Data engineers command some of the highest salaries in the data field, reflecting the strong demand and the engineering depth required. Here are realistic ranges for the US market in 2026.

  • Entry-level (0–2 years): $80,000–$100,000. Roles titled “Junior Data Engineer” or “Data Engineer I.” The higher end is common at tech companies and in major metro areas. Even entry-level data engineers out-earn entry-level data analysts by a significant margin.
  • Mid-level (2–5 years): $110,000–$140,000. At this level you own significant pipeline infrastructure, mentor junior engineers, and make architectural decisions. Strong mid-level engineers at tech companies frequently see total compensation (base + equity + bonus) above $160K.
  • Senior (5+ years): $150,000–$190,000+. Senior data engineers define platform strategy, lead major infrastructure migrations, and set standards for the data team. At FAANG-tier companies, total compensation for senior data engineers can exceed $300K when equity is included.

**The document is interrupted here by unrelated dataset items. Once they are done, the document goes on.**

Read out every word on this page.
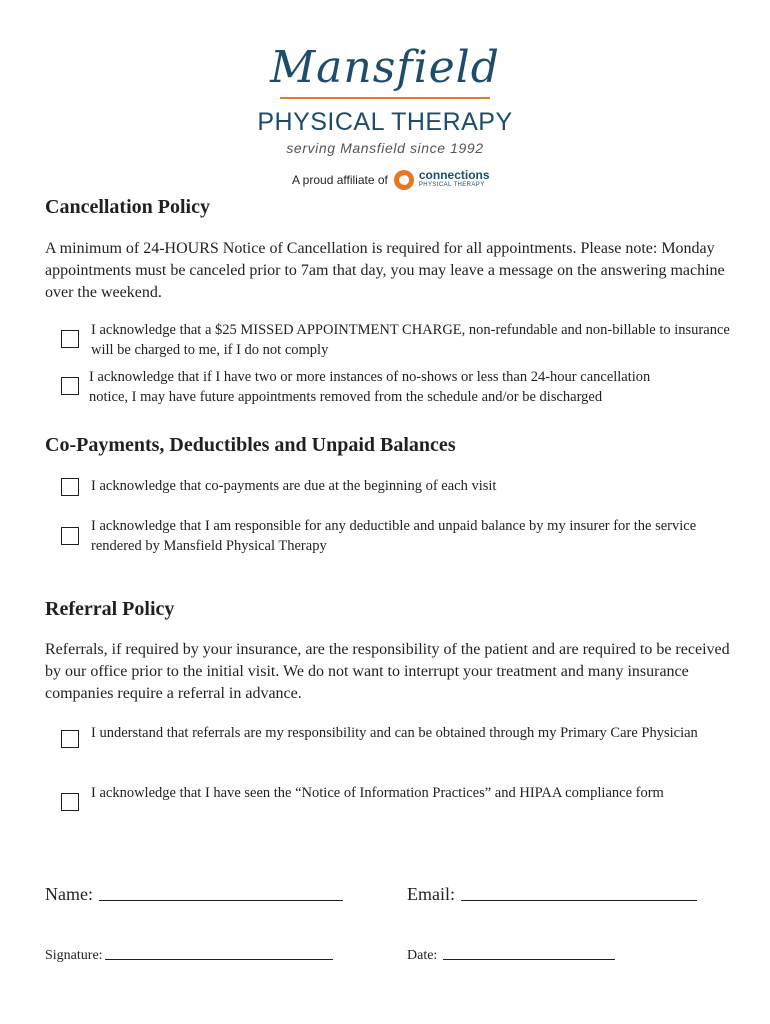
Mansfield
PHYSICAL THERAPY
serving Mansfield since 1992
A proud affiliate of	connections
PHYSICAL THERAPY
Cancellation Policy

A minimum of 24-HOURS Notice of Cancellation is required for all appointments. Please note: Monday appointments must be canceled prior to 7am that day, you may leave a message on the answering machine over the weekend.

I acknowledge that a $25 MISSED APPOINTMENT CHARGE, non-refundable and non-billable to insurance will be charged to me, if I do not comply

I acknowledge that if I have two or more instances of no-shows or less than 24-hour cancellation notice, I may have future appointments removed from the schedule and/or be discharged

Co-Payments, Deductibles and Unpaid Balances

I acknowledge that co-payments are due at the beginning of each visit

I acknowledge that I am responsible for any deductible and unpaid balance by my insurer for the service rendered by Mansfield Physical Therapy

Referral Policy

Referrals, if required by your insurance, are the responsibility of the patient and are required to be received by our office prior to the initial visit. We do not want to interrupt your treatment and many insurance companies require a referral in advance.

I understand that referrals are my responsibility and can be obtained through my Primary Care Physician

I acknowledge that I have seen the “Notice of Information Practices” and HIPAA compliance form

Name:	Email:
Signature:	Date:
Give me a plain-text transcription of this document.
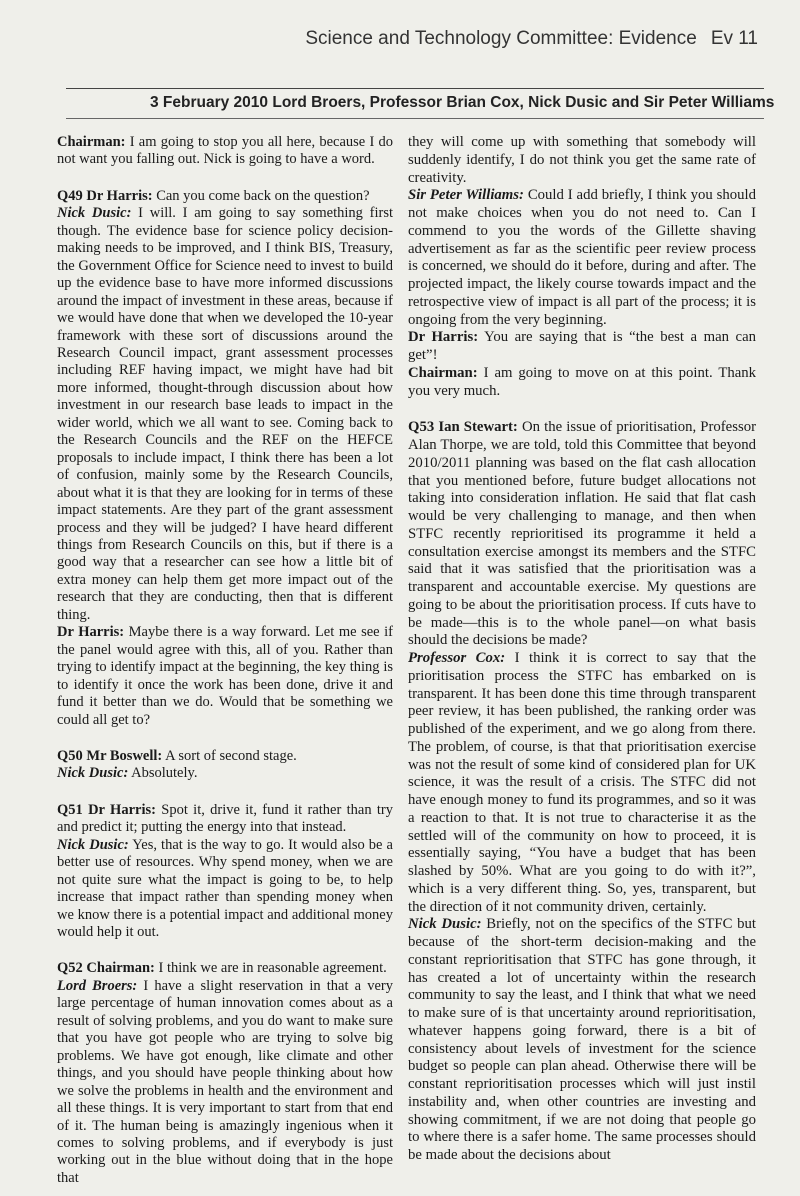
Science and Technology Committee: Evidence Ev 11
3 February 2010 Lord Broers, Professor Brian Cox, Nick Dusic and Sir Peter Williams

Chairman: I am going to stop you all here, because I do not want you falling out. Nick is going to have a word.

Q49 Dr Harris: Can you come back on the question?

Nick Dusic: I will. I am going to say something first though. The evidence base for science policy decision-making needs to be improved, and I think BIS, Treasury, the Government Office for Science need to invest to build up the evidence base to have more informed discussions around the impact of investment in these areas, because if we would have done that when we developed the 10-year framework with these sort of discussions around the Research Council impact, grant assessment processes including REF having impact, we might have had bit more informed, thought-through discussion about how investment in our research base leads to impact in the wider world, which we all want to see. Coming back to the Research Councils and the REF on the HEFCE proposals to include impact, I think there has been a lot of confusion, mainly some by the Research Councils, about what it is that they are looking for in terms of these impact statements. Are they part of the grant assessment process and they will be judged? I have heard different things from Research Councils on this, but if there is a good way that a researcher can see how a little bit of extra money can help them get more impact out of the research that they are conducting, then that is different thing.

Dr Harris: Maybe there is a way forward. Let me see if the panel would agree with this, all of you. Rather than trying to identify impact at the beginning, the key thing is to identify it once the work has been done, drive it and fund it better than we do. Would that be something we could all get to?

Q50 Mr Boswell: A sort of second stage.

Nick Dusic: Absolutely.

Q51 Dr Harris: Spot it, drive it, fund it rather than try and predict it; putting the energy into that instead.

Nick Dusic: Yes, that is the way to go. It would also be a better use of resources. Why spend money, when we are not quite sure what the impact is going to be, to help increase that impact rather than spending money when we know there is a potential impact and additional money would help it out.

Q52 Chairman: I think we are in reasonable agreement.

Lord Broers: I have a slight reservation in that a very large percentage of human innovation comes about as a result of solving problems, and you do want to make sure that you have got people who are trying to solve big problems. We have got enough, like climate and other things, and you should have people thinking about how we solve the problems in health and the environment and all these things. It is very important to start from that end of it. The human being is amazingly ingenious when it comes to solving problems, and if everybody is just working out in the blue without doing that in the hope that

they will come up with something that somebody will suddenly identify, I do not think you get the same rate of creativity.

Sir Peter Williams: Could I add briefly, I think you should not make choices when you do not need to. Can I commend to you the words of the Gillette shaving advertisement as far as the scientific peer review process is concerned, we should do it before, during and after. The projected impact, the likely course towards impact and the retrospective view of impact is all part of the process; it is ongoing from the very beginning.

Dr Harris: You are saying that is “the best a man can get”!

Chairman: I am going to move on at this point. Thank you very much.

Q53 Ian Stewart: On the issue of prioritisation, Professor Alan Thorpe, we are told, told this Committee that beyond 2010/2011 planning was based on the flat cash allocation that you mentioned before, future budget allocations not taking into consideration inflation. He said that flat cash would be very challenging to manage, and then when STFC recently reprioritised its programme it held a consultation exercise amongst its members and the STFC said that it was satisfied that the prioritisation was a transparent and accountable exercise. My questions are going to be about the prioritisation process. If cuts have to be made—this is to the whole panel—on what basis should the decisions be made?

Professor Cox: I think it is correct to say that the prioritisation process the STFC has embarked on is transparent. It has been done this time through transparent peer review, it has been published, the ranking order was published of the experiment, and we go along from there. The problem, of course, is that that prioritisation exercise was not the result of some kind of considered plan for UK science, it was the result of a crisis. The STFC did not have enough money to fund its programmes, and so it was a reaction to that. It is not true to characterise it as the settled will of the community on how to proceed, it is essentially saying, “You have a budget that has been slashed by 50%. What are you going to do with it?”, which is a very different thing. So, yes, transparent, but the direction of it not community driven, certainly.

Nick Dusic: Briefly, not on the specifics of the STFC but because of the short-term decision-making and the constant reprioritisation that STFC has gone through, it has created a lot of uncertainty within the research community to say the least, and I think that what we need to make sure of is that uncertainty around reprioritisation, whatever happens going forward, there is a bit of consistency about levels of investment for the science budget so people can plan ahead. Otherwise there will be constant reprioritisation processes which will just instil instability and, when other countries are investing and showing commitment, if we are not doing that people go to where there is a safer home. The same processes should be made about the decisions about
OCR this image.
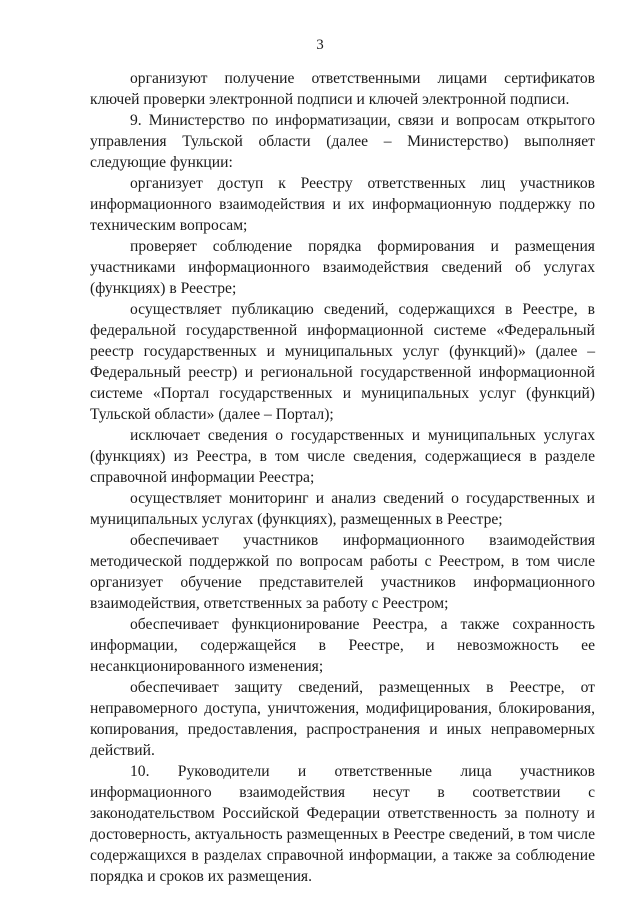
3

организуют получение ответственными лицами сертификатов ключей проверки электронной подписи и ключей электронной подписи.

9. Министерство по информатизации, связи и вопросам открытого управления Тульской области (далее – Министерство) выполняет следующие функции:

организует доступ к Реестру ответственных лиц участников информационного взаимодействия и их информационную поддержку по техническим вопросам;

проверяет соблюдение порядка формирования и размещения участниками информационного взаимодействия сведений об услугах (функциях) в Реестре;

осуществляет публикацию сведений, содержащихся в Реестре, в федеральной государственной информационной системе «Федеральный реестр государственных и муниципальных услуг (функций)» (далее – Федеральный реестр) и региональной государственной информационной системе «Портал государственных и муниципальных услуг (функций) Тульской области» (далее – Портал);

исключает сведения о государственных и муниципальных услугах (функциях) из Реестра, в том числе сведения, содержащиеся в разделе справочной информации Реестра;

осуществляет мониторинг и анализ сведений о государственных и муниципальных услугах (функциях), размещенных в Реестре;

обеспечивает участников информационного взаимодействия методической поддержкой по вопросам работы с Реестром, в том числе организует обучение представителей участников информационного взаимодействия, ответственных за работу с Реестром;

обеспечивает функционирование Реестра, а также сохранность информации, содержащейся в Реестре, и невозможность ее несанкционированного изменения;

обеспечивает защиту сведений, размещенных в Реестре, от неправомерного доступа, уничтожения, модифицирования, блокирования, копирования, предоставления, распространения и иных неправомерных действий.

10. Руководители и ответственные лица участников информационного взаимодействия несут в соответствии с законодательством Российской Федерации ответственность за полноту и достоверность, актуальность размещенных в Реестре сведений, в том числе содержащихся в разделах справочной информации, а также за соблюдение порядка и сроков их размещения.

Factors that move the needle:

  • Location: San Francisco, New York, and Seattle pay 20–35% above the national average. Remote roles are increasingly common but compensation often adjusts based on the company’s location or a cost-of-labor band.
  • Cloud expertise: Engineers with deep AWS or GCP experience (especially with certifications) earn 10–20% more than those with only on-prem or generic tool experience. Cloud skills are the single highest-ROI investment for salary growth.
  • Streaming experience: Kafka and real-time processing skills command a premium because fewer engineers have production experience with them. Companies in fintech, ad tech, and gaming pay especially well for this expertise.
  • Company size: Startups may offer lower base salaries but compensate with equity that can be substantial if the company succeeds. Large enterprises pay reliably but often have slower salary growth. Big Tech offers the highest total compensation but the most competitive hiring bars.

The bottom line

Getting a data engineer job is a solvable, structured problem. Learn SQL deeply and Python solidly. Pick up Airflow and dbt — they’re the backbone of the modern data stack. Get hands-on with at least one cloud platform. Build 2–3 portfolio projects that show end-to-end pipeline thinking, not just isolated scripts. Write a resume that describes systems you built, the scale they operated at, and the impact they delivered. Apply strategically to roles that match your skill set, and prepare specifically for each interview type — especially system design.

The data engineers who get hired aren’t necessarily the ones who know the most tools. They’re the ones who can take a messy data problem, design a reliable system to solve it, and explain their architectural decisions clearly. If you can do that — and prove it with your portfolio, resume, and interview performance — you’ll land the role.